Thursday, September 15, 2011

Sean Griswold's Head

Remember that person who was always seated in front of you in class because your names were next to each other in the alphabet? You knew each other vaguely, borrowed pencils, handed papers between you, maybe signed each others yearbooks, but that was the extent of the relationship. Did you ever sit in class staring at the back of that person's head wondering about them or were they just there, part of the scenery of your day? Well, Lindsy Leavitt took this question and turned it into part of a lovely story in Sean Griswold's Head.

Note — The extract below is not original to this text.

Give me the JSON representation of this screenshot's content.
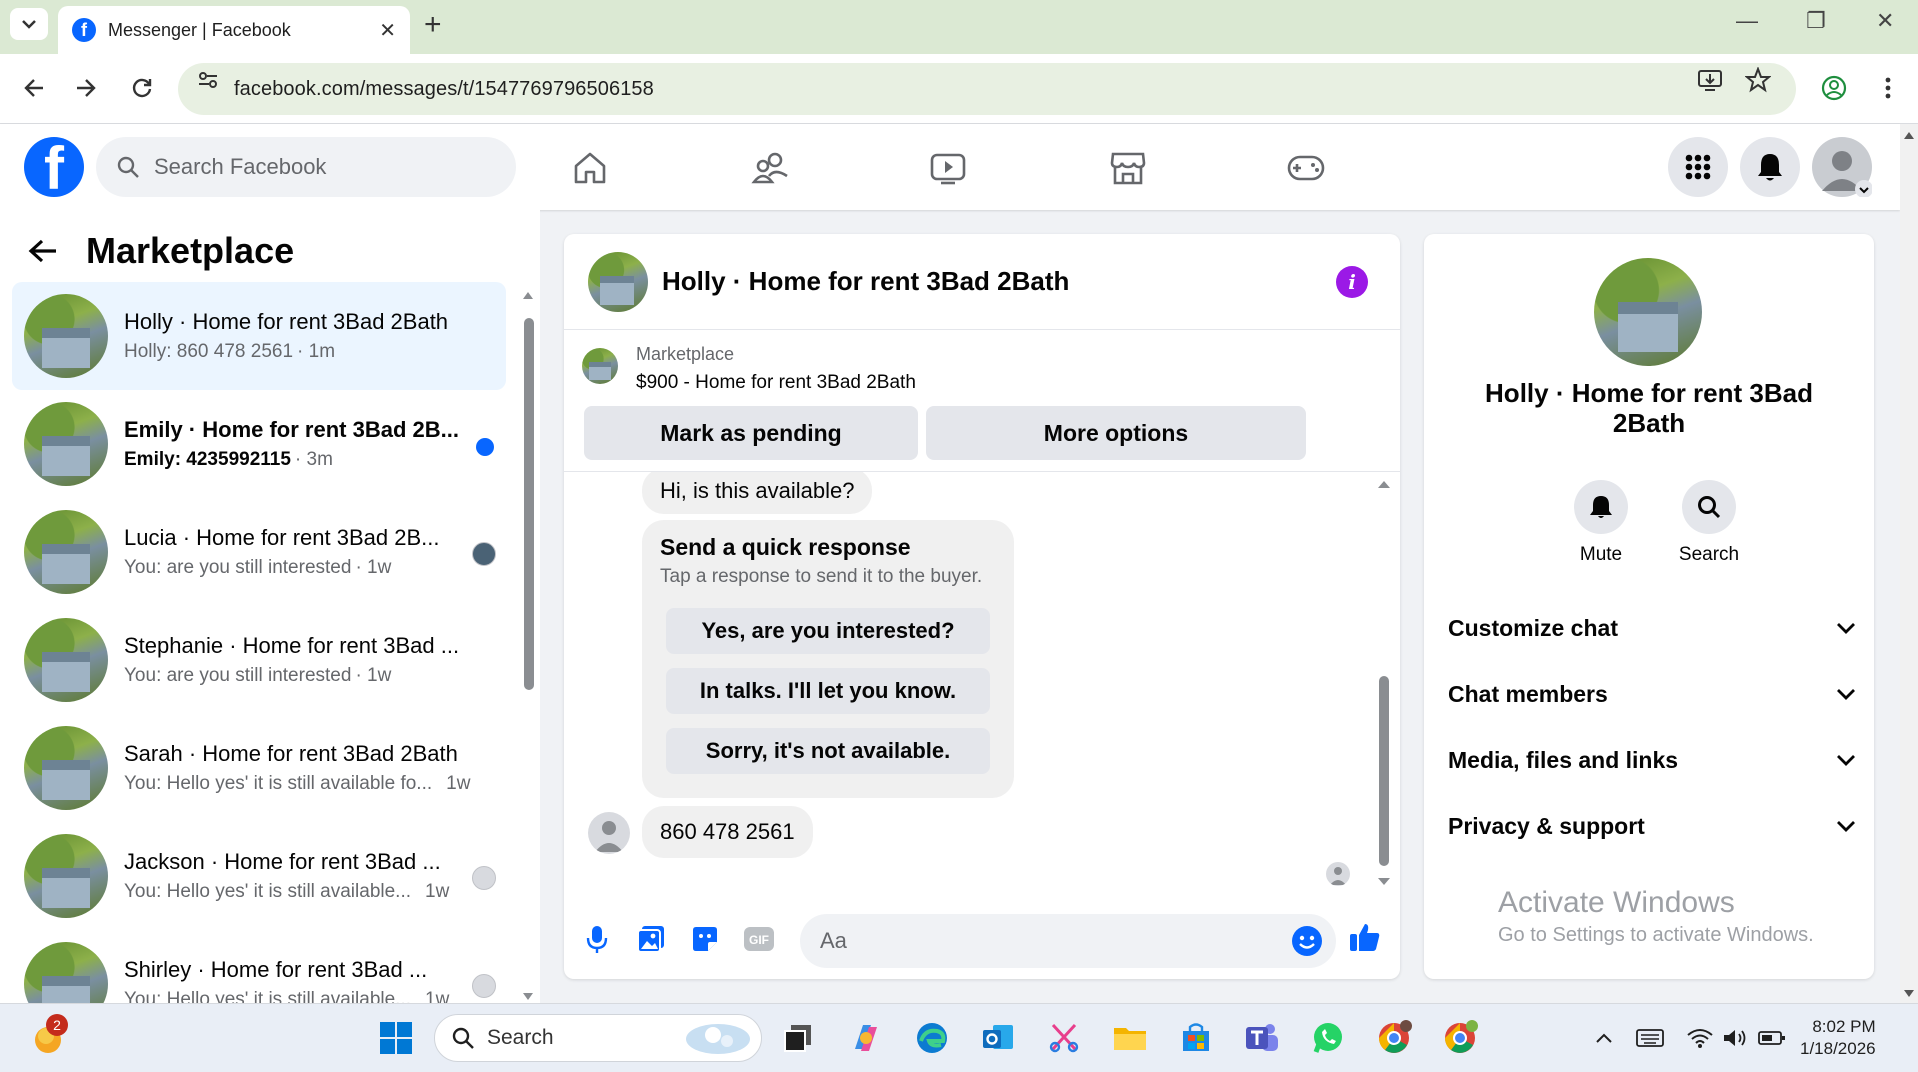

Synopsis (from the author's website):
Payton Gritas needs a focus object—something to focus her emotions on after discovering that her father’s been hiding his multiple sclerosis. Her guidance counselor suggested something inanimate but Payton chooses the thing she stares at during class: Sean Griswold’s head. They’ve been linked since third grade (Griswold-Gritas, it’s an alphabetical order thing), but she’s never really noticed him before. Payton starts stalking—er, focusing on—Sean’s big blond head, and her research quickly grows into something a little less scientific and a lot more crush-like. As Payton gets inside Sean’s head, Sean finds a way into her guarded heart. But obsessing over Sean won’t fix Payton’s fear of her dad’s illness. For that, she’ll have to focus on herself.

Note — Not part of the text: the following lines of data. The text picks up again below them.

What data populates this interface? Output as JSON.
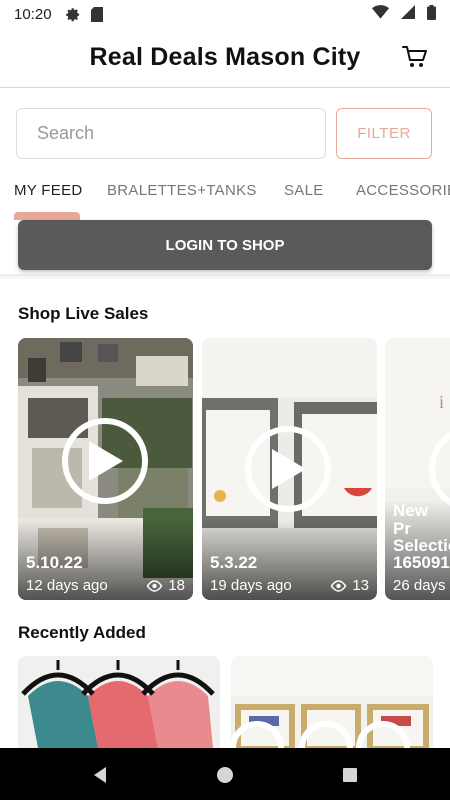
{
  "status_bar": {
    "time": "10:20",
    "icons": [
      "gear-icon",
      "sd-card-icon",
      "wifi-icon",
      "signal-icon",
      "battery-icon"
    ]
  },
  "header": {
    "title": "Real Deals Mason City",
    "cart_icon": "cart-icon"
  },
  "search": {
    "placeholder": "Search",
    "filter_label": "FILTER"
  },
  "tabs": [
    {
      "label": "MY FEED",
      "active": true
    },
    {
      "label": "BRALETTES+TANKS",
      "active": false
    },
    {
      "label": "SALE",
      "active": false
    },
    {
      "label": "ACCESSORIES",
      "active": false
    }
  ],
  "login_label": "LOGIN TO SHOP",
  "live_sales": {
    "title": "Shop Live Sales",
    "items": [
      {
        "date": "5.10.22",
        "ago": "12 days ago",
        "views": "18"
      },
      {
        "date": "5.3.22",
        "ago": "19 days ago",
        "views": "13"
      },
      {
        "title_line1": "New Pr",
        "title_line2": "Selectio",
        "title_line3": "165091",
        "ago": "26 days"
      }
    ]
  },
  "recently_added": {
    "title": "Recently Added"
  },
  "colors": {
    "accent": "#e9a897",
    "login_bg": "#5a5a5a",
    "header_border": "#e7cfc4"
  }
}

"Nothing creates a buzz like an Executive Deluxe day planner...I hug the planner to my chest and slowly brush the leather. It'll cost me a third of my Christmas money, but this baby has monthly and weekly calendars, financial graphs, to-do checklists...and did I mention the sweet, sweet leather?"
After a beginning like that there was no way that I could not like Payton. I felt an immediate connection to this obsessive nerdy girl and that connection held throughout the entire story. Payton's voice is spot on perfect. She is funny, self-deprecating, and very sympathetic. She is behaving like a bit of a brat at times in the story but you can't help but understand and empathize with her. Partly because she freely admits she is being a brat and her confusion over her feelings and the tumultuous mess her life is becoming makes it impossible to not like her. Also her parents and her best friend kind of deserve what she is dishing out. 

Then there is Sean. 

I really enjoyed the relationship between Payton and Sean and how it developed. It is sweet and simple and lovely. They genuinely have things in common and enjoy each other's company. Sean is not a typical 14 year old boy. He is more mature, focused, and understanding than most boys his age but his character was still very real. There are 14 year old boys like him out there, they are just not prevalent. He is just as prone to confusion, anger, and pouting as any typical boy his age. I didn't even mind too much when Payton came up with a ridiculous reason for avoiding him because I could see a scared and confused high school freshman doing something exactly that stupid.

As great as the romantic element of this story is I enjoyed it most as a story about a girl who is figuring out how to realign her life after it has been completely shaken up. The relationship between Payton and her family is also well developed and all the characters are distinctive and stand out. This is a wonderful light story about family, friendship, life, and first loves. I am very interested in reading Ms.Leavitt's other books now as well.

Note on Content: This is YA but could definitely be read by a younger audience who enjoys romance in their books. Sean and Payton's relationship is very much PG and I think that younger girls would also be able to relate to Payton's feelings and experiences.